A new six-member catch rule committee includes three coaches, a former executive, a former referee and a former wide receiver.
NFL Media Insider Ian Rapoport reported, per a league spokesman, the committee's purpose is to streamline and improve the catch rule. The personnel charged with this task includes the following:
Bill Polian (former NFL executive)
Ken Whisenhunt (coach/offensive coordinator)
Jim Schwartz (coach/defensive coordinator)
Joe Philbin (coach/offensive coordinator)
Tom Finken (former side judge)
The group will make a recommendation to the Competition Committee on how to improve the most perplexing rule in sports.
NFL Commissioner Roger Goodell said Friday morning on SiriusXM NFL Radio that understanding the nuances from every perspective is vital when making any adjustment.
"I think what we have to do is we have to settle on the rule that is properly communicated, properly understood and be officiated in play that, from a players' perspective, they feel comfortable with," Goodell said. "So we're gathering input on that. We've got a sub-committee that's working and analyzing all the data, trying to come up with suggestions for the Competition Committee to consider. We have some former players, former GMs, former coaches, former officials, they're all going to be working on it, and we want that input.
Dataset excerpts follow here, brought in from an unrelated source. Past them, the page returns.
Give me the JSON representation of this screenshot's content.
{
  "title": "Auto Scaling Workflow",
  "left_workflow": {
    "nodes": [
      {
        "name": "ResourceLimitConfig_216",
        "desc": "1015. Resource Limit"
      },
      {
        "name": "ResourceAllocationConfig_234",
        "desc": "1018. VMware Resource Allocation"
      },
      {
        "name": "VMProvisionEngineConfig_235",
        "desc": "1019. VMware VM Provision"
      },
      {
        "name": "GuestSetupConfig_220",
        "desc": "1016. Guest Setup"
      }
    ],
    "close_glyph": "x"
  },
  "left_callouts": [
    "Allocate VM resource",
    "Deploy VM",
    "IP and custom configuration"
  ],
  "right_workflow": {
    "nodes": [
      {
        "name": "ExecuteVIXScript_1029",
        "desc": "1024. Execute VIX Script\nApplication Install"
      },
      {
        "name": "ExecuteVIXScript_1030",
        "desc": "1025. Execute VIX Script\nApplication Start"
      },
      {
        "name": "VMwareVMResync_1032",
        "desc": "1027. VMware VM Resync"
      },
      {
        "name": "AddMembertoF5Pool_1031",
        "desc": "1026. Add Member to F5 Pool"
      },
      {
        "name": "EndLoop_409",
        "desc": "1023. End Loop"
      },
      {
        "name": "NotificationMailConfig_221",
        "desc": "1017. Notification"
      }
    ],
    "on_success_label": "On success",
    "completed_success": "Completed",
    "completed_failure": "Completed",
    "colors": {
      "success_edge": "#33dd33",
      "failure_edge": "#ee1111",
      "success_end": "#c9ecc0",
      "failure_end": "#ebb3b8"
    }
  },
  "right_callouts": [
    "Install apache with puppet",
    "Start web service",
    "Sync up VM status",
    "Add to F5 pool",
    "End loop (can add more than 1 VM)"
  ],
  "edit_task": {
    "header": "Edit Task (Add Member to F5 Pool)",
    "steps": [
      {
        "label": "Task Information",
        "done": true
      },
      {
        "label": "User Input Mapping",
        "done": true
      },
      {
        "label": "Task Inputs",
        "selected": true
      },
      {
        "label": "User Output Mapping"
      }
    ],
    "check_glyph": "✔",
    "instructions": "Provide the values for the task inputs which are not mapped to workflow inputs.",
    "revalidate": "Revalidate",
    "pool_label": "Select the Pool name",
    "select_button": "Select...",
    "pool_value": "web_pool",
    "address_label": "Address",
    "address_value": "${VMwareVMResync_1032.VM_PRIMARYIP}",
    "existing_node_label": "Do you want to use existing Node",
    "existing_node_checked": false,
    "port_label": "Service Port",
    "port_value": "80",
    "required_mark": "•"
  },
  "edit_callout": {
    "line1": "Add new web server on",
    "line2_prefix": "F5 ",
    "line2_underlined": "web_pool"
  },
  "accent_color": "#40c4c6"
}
"We want to be able to understand better how we actually define how long they have to keep possession of the ball, and that's really the key issue and sometimes people disagree with the rule, but a lot of the time, the officials have it correct," Goodell continued. "So we have to get that where it's consistently done and it's consistently understood."
It will be interesting to see how much input the NFL seeks out from current players, such as Dez Bryant or Calvin Johnson, both of whom have had controversial non-catches and said they'd be willing to lend their experience in fixing the rule.
"We don't know what will come out of it," Dean Blandino, vice president of officiating, told USA TODAY Sports on Thursday. "Maybe there's something the (competition) committee hasn't considered in the past."
Let's be honest, whatever the group comes up with, it can't be worse than the current rule, which causes confounding calls on a weekly basis.